So haben wir das Gedicht „studiert“
Anmerkungen zu Strophe 1
- Die erste Strophe beschreibt offensichtlich das, was im Titel als „Unsinn“ angesehen wird.
- Der besteht in einer zu intensiven oder zu ausdauernden Suche nach Sinn, also nach großen Zusammenhängen, nach Bedeutung, nach dem, „was die Welt im Innersten zusammenhält“, wie Goethes Faust es ausdrückt.
http://www.zeno.org/Literatur/M/Goethe,+Johann+Wolfgang/Dramen/Faust.+Eine+Trag%C3%B6die/Faust.+Der+Trag%C3%B6die+erster+Teil/Nacht - Nicht dem Sinn, wohl aber diesem falschen Suchen wird ein anderer Weg gegenübergestellt, der offensichtlich nach Meinung des Gedichtes größere Chancen auf Erfüllung der Sehnsucht enthält. Es geht um eine Art romantische Grundeinstellung gegenüber der Welt und dem Leben: Gesang und Träume.
- Dieser vermeintliche „Unsinn“ kann „Sinn“ enthüllen, also freigeben.
Anmerkungen zu Strophe 2
- Die zweite Strophe legt dann gewissermaßen den Rückwärtsgang ein. Überraschenderweise ist plötzlich nicht mehr vom romantischen Weg der Sinnsuche die Rede, sondern um das „Studieren“, also die rationale Auseinandersetzung mit etwas. Hier wird gewissermaßen die falsche Seite in der berühmten Gegenüberstellung von Novalis angesprochen:
https://www.gedichte-lyrik-online.de/wenn-nicht-mehr-zahlen-und-figuren.html - Auf jeden Fall wird das „Studieren“ dem instinktiven Erfassen positiv gegenübergestellt.
- Das wird am Ende mit persönlichen Zielen gleichgesetzt, die man nur nicht „buchstabieren“, also sich richtig klarmachen kann.
Versuch, die Aussage des gesamten Gedichtes zu erfassen
- Diese zweite Strophe erscheint im Vergleich zur ersten nicht so klar und leicht nachvollziehbar.
- Versuchen wir es mal in eigenen Worten zu sagen:
Wenn dein Instinkt dir etwas sagt und es durchaus das Richtige ist,
dann überprüf es trotzdem noch genauer, blende also den Verstand nicht aus.

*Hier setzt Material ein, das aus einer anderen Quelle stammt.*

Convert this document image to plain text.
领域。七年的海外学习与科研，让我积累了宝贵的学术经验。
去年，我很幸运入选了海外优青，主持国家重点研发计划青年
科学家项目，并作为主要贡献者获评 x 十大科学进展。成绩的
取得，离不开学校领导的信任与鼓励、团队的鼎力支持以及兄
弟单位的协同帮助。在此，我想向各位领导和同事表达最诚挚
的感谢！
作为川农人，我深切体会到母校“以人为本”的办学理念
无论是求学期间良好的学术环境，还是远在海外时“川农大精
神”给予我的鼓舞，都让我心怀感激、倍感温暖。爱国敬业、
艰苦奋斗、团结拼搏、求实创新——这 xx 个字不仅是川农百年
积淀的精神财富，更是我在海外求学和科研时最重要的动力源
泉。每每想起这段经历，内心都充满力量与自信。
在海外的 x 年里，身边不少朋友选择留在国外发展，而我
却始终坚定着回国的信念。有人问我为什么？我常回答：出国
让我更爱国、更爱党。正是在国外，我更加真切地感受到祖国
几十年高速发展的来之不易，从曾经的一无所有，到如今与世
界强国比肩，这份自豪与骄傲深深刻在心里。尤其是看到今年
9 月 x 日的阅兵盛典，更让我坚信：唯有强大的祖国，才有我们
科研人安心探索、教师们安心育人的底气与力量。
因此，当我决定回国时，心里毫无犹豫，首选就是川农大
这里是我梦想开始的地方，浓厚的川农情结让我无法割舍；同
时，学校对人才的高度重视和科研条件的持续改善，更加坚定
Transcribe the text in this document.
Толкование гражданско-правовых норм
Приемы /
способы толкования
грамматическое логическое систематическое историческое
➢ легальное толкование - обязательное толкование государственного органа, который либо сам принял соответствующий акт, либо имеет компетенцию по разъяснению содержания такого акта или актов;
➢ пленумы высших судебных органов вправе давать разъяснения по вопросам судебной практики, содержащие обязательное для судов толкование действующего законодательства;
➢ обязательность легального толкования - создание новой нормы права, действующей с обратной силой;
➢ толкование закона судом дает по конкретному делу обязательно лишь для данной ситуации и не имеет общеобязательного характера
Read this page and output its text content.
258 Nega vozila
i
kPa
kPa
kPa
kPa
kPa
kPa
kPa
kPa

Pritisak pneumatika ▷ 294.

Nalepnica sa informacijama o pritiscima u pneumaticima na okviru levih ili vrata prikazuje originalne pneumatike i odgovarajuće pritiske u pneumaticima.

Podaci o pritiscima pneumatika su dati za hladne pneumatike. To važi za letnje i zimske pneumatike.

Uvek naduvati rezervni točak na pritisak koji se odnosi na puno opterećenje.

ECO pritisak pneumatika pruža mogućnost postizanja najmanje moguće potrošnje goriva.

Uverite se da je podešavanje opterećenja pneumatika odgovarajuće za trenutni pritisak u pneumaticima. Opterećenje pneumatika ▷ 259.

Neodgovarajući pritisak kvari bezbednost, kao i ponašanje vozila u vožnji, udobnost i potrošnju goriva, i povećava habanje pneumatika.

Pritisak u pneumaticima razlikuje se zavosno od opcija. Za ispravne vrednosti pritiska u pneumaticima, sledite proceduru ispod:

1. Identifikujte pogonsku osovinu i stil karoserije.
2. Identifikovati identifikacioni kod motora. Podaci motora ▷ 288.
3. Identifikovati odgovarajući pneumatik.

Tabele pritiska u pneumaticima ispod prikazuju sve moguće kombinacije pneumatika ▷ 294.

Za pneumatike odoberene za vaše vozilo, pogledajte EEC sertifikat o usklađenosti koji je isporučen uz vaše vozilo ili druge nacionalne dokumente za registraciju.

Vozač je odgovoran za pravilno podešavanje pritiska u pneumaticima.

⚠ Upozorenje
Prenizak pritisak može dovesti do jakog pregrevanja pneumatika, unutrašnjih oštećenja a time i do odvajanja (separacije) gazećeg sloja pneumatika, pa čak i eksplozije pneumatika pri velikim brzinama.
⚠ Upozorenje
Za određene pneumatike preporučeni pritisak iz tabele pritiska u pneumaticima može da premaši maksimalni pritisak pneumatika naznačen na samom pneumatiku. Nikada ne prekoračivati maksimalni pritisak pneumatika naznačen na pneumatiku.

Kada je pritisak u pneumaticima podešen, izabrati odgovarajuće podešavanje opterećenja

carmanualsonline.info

Das macht wohl nur Sinn, wenn man die zweite Zeile nur im Sinn einer subjektiven Gewissheit versteht. Irgendwie bleibt dann doch eine Rest-Unsicherheit, die nach „Studieren“ verlangt. - Am Ende dann doch die Bestätigung, dass es so etwas wie innere Gewissheit gibt, die man nur nicht „buchstabieren“ kann, also klar, in Teile zerlegt, systematisch aufgebaut deutlich machen.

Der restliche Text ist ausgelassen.